To teach displacement he had us put 4 ice cubes in a glass and fill it to the brim with water. Then it was to set until the end of the day (ice had melted) and we were to record our observations. We hurried back into the lab at the end of the day to find not a drop of water spilled and the water in the glass still at the brim. We accused this fine man of altering the experiment. Understanding as he was, he told us that we would do the same experiment the next day with low heat. Sure enough we did it. We placed 4 ice cubes and filled it to the brim with water. We sat the glass over a very low Bunsen burner and went on with the rest of our class. At the end of the class the same thing had happened. With a notable exception. The water level was not exactly at the brim. "Can anyone explain that" asked Mr. Sharon. I popped up and said, "evaporation due to heat", and of course I was correct.
Point: The displacement of the ice=the displacement of the water of the ice. Hence, the volume in the glass is the same pre and post ice melt. That little experiment taught me more about physics than any of the larger things I learned in College.
Here's the thing, we know this phenomenon is true. Volume of a liquid in a frozen state equal the volume of liquid in a liquid state. How, then does the "Global warming" model work? It doesn't, if you consider the physics of it. So, how can the volume of the oceans absorb the "great mass" of the polar ice caps. Question: what is the ratio of the volume of the ice caps to the volume of all the oceans? Well, first we must create a model where the volume of water on the planet is constant. Is that the case? If it is then we must consider vapor and condensation and every little thing to come down the pike, as most models don't.
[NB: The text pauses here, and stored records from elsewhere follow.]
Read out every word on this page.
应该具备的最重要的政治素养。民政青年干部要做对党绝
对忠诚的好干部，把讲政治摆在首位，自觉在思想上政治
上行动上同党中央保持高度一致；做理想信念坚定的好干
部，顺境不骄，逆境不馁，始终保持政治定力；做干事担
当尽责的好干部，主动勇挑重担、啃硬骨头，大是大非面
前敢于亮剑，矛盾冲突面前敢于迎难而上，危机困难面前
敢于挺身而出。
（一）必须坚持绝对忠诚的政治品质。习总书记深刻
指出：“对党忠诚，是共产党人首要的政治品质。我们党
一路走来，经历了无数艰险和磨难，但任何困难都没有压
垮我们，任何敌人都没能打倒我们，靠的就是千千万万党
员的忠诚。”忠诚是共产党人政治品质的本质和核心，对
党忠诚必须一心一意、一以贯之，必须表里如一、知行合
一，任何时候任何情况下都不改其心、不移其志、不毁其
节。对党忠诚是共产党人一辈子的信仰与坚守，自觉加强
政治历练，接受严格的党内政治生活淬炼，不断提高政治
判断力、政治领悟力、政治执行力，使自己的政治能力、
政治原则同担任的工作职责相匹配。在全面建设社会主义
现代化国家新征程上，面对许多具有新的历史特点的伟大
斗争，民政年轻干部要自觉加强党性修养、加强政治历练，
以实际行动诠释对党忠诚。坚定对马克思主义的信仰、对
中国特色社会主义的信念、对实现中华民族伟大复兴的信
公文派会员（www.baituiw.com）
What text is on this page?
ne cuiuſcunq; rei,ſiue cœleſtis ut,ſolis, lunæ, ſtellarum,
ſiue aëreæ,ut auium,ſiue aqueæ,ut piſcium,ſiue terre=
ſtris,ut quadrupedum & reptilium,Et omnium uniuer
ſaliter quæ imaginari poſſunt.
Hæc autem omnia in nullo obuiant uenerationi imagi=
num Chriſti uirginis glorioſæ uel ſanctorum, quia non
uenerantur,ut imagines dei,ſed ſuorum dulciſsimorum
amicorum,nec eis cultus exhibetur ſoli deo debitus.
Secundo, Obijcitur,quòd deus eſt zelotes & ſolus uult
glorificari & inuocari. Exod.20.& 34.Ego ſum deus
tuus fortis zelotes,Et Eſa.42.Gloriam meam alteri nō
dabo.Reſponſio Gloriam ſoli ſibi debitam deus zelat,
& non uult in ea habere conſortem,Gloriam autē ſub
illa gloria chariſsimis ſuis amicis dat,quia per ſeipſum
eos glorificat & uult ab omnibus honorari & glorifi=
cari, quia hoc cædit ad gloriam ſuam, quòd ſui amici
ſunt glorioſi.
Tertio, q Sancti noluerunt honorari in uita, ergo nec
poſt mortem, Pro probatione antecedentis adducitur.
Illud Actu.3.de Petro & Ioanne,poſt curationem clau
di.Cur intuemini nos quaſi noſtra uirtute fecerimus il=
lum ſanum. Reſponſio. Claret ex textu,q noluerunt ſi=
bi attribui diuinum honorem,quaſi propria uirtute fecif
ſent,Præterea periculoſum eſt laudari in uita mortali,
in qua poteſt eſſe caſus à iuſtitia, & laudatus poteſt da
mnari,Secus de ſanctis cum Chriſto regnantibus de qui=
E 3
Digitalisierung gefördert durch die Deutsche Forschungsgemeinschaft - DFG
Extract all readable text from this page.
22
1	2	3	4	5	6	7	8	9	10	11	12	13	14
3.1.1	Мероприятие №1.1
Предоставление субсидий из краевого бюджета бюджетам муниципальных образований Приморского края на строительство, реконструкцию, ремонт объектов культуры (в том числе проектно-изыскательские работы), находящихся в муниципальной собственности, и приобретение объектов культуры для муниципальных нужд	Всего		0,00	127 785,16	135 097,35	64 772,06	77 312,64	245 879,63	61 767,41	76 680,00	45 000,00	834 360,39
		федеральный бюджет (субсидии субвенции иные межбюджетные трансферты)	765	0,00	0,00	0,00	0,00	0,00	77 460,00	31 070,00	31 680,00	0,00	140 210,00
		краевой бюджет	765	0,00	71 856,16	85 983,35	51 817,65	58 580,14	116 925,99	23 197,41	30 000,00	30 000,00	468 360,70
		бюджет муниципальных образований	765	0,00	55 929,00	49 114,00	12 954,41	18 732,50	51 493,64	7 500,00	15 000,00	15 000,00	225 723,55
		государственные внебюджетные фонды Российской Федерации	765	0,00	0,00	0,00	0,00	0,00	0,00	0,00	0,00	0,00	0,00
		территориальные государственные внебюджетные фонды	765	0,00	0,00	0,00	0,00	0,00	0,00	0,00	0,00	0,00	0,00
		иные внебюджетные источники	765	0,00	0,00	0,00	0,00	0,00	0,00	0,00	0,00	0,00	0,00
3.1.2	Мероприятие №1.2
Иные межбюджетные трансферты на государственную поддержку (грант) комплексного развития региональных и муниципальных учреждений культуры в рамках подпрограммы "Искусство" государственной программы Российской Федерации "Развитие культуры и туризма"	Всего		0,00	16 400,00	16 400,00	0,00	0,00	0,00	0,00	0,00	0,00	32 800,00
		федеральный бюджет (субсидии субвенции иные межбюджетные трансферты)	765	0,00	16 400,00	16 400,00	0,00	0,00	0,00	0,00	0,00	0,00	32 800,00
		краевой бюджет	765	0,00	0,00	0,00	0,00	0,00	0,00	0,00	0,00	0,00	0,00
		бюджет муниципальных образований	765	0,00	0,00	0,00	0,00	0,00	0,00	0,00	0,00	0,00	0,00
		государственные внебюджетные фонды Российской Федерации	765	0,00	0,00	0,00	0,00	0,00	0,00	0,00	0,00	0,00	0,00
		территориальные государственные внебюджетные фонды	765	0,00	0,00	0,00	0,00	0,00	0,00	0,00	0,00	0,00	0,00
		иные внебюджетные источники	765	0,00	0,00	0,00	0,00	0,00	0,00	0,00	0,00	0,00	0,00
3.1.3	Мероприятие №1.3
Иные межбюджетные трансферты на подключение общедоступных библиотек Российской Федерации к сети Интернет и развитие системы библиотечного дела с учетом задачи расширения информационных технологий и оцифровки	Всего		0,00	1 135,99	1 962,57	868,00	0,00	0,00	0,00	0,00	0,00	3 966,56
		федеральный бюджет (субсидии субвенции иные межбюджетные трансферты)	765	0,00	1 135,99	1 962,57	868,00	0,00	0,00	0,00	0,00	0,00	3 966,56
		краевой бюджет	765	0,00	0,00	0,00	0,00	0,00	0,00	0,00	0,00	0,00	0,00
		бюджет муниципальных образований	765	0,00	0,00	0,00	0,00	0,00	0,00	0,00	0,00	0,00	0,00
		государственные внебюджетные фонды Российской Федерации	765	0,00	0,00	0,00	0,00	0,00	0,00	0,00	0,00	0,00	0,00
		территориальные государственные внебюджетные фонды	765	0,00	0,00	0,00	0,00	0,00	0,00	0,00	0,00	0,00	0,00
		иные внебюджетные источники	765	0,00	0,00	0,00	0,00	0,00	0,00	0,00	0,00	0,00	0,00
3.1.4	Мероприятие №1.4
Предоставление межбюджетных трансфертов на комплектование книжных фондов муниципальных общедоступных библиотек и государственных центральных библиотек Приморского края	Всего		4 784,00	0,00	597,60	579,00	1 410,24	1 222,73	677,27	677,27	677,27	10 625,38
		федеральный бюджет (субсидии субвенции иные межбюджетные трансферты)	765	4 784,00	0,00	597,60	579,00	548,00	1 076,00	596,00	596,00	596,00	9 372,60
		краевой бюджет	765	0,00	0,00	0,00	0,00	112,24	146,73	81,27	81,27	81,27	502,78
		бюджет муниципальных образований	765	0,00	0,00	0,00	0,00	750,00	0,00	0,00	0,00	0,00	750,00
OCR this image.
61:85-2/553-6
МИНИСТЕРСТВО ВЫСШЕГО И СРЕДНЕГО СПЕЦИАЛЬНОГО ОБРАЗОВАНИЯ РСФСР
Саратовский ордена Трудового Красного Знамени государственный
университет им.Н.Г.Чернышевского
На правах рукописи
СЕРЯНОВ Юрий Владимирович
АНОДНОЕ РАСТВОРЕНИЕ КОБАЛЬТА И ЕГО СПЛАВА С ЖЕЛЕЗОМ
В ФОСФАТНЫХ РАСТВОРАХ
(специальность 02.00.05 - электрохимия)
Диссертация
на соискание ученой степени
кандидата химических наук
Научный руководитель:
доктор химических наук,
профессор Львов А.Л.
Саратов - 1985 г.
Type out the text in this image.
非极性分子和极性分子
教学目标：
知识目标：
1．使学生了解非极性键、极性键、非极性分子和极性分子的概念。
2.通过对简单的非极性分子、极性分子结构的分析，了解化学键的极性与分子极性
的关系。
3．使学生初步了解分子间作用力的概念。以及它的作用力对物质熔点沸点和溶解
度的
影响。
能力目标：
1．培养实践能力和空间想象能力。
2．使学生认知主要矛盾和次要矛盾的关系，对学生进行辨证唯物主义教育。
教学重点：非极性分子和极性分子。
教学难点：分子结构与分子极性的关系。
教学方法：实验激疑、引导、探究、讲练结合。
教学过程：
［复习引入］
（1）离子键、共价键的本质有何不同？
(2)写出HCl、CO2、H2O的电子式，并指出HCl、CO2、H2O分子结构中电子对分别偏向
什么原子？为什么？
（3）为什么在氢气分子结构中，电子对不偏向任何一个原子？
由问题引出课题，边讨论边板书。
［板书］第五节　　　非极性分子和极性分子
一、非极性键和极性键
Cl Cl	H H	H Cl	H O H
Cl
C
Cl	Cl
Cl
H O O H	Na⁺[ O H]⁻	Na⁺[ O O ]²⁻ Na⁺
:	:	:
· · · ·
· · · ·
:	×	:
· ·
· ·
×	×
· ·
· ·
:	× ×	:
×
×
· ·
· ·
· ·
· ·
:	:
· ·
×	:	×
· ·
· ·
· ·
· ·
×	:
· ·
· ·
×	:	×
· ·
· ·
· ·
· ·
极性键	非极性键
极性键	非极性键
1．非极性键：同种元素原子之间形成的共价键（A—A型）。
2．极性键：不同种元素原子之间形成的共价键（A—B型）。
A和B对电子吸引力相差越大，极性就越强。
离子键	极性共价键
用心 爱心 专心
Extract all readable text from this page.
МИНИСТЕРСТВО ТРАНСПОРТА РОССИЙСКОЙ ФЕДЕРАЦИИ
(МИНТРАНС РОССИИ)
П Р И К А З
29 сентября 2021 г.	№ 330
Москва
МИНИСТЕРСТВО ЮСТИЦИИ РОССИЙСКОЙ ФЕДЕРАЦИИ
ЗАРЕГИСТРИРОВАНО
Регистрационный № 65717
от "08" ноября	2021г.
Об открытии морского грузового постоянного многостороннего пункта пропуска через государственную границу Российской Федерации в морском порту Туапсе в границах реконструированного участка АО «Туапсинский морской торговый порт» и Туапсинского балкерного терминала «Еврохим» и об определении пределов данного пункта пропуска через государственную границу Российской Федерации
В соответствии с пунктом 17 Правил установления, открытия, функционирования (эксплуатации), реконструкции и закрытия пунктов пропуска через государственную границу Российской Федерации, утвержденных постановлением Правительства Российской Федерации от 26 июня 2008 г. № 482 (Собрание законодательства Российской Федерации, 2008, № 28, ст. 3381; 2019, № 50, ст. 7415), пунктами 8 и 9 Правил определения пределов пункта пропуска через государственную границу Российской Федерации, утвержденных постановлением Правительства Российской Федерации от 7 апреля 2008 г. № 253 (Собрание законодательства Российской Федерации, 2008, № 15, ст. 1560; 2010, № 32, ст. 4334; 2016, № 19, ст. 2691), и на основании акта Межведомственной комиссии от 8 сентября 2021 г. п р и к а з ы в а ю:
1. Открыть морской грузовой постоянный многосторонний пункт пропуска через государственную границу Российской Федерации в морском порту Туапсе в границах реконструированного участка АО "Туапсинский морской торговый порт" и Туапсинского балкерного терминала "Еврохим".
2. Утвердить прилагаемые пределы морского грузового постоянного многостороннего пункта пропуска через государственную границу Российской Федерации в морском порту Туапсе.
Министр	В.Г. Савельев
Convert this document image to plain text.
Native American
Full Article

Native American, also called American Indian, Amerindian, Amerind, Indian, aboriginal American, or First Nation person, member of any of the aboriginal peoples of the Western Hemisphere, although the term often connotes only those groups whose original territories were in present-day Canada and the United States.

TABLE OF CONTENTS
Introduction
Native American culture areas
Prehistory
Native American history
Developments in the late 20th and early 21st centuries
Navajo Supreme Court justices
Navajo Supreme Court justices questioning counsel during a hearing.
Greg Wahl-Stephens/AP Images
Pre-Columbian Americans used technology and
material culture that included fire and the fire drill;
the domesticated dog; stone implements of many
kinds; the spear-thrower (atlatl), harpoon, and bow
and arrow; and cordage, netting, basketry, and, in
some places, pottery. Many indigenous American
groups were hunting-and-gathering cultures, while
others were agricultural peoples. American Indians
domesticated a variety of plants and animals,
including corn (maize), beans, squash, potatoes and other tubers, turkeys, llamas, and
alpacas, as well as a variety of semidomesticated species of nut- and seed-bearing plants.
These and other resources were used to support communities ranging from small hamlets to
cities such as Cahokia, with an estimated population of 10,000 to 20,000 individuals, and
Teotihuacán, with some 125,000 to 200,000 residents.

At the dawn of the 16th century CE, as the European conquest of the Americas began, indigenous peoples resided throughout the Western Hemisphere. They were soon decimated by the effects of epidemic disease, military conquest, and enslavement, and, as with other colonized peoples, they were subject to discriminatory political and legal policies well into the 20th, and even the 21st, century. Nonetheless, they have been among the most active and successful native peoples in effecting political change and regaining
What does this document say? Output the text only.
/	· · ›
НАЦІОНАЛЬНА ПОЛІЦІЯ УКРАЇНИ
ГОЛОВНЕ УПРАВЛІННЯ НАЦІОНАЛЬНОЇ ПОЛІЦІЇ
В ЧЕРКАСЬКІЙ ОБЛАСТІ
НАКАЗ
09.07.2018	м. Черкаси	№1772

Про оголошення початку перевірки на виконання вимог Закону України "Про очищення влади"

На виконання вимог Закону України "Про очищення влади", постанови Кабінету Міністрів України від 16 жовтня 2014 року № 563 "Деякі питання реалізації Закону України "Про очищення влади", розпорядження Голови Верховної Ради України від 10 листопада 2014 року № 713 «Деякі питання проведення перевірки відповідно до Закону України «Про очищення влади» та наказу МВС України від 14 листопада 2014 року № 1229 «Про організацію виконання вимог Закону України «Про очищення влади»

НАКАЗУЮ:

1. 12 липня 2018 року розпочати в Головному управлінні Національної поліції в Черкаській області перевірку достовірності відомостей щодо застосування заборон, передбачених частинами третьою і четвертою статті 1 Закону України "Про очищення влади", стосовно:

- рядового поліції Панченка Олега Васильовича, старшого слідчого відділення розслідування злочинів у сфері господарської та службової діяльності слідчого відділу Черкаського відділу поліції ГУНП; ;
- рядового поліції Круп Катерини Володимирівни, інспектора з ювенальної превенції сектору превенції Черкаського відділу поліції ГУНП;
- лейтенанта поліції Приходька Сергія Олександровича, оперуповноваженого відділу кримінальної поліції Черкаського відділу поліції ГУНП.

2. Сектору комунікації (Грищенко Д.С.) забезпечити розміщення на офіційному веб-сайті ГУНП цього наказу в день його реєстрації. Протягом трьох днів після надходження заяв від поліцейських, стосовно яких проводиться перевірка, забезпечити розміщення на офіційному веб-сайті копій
I'm tired now, and I don't think that running up the same blind alley as the environmentalist whack jobs is worth my time. Sufficed to say.....they are full of, used food.
No. And if the ice melts, water level remains the same, doesn't it? Unless the ice is on land, if that's what they're trying to say.
I don't think this is true vis-a-vis water and ice. Ice actually has a larger volume than the water it is made of by about 10%... because it takes on a crystalline structure that water does not have. It DOES mass the same, but ice displaces the equal mass... and some of its volume will be above the level of the water. That's why ice floats. When the ice melts, that volume that is above the water level just disappears as it returns to its former volume.
Ice that is not FLOATING on water can add to the total volume of the water. Thus Arctic Ice is pretty much accounted for because it is floating... but antarctic ice on Antarctica (the continent) is not accounted for in the ocean levels.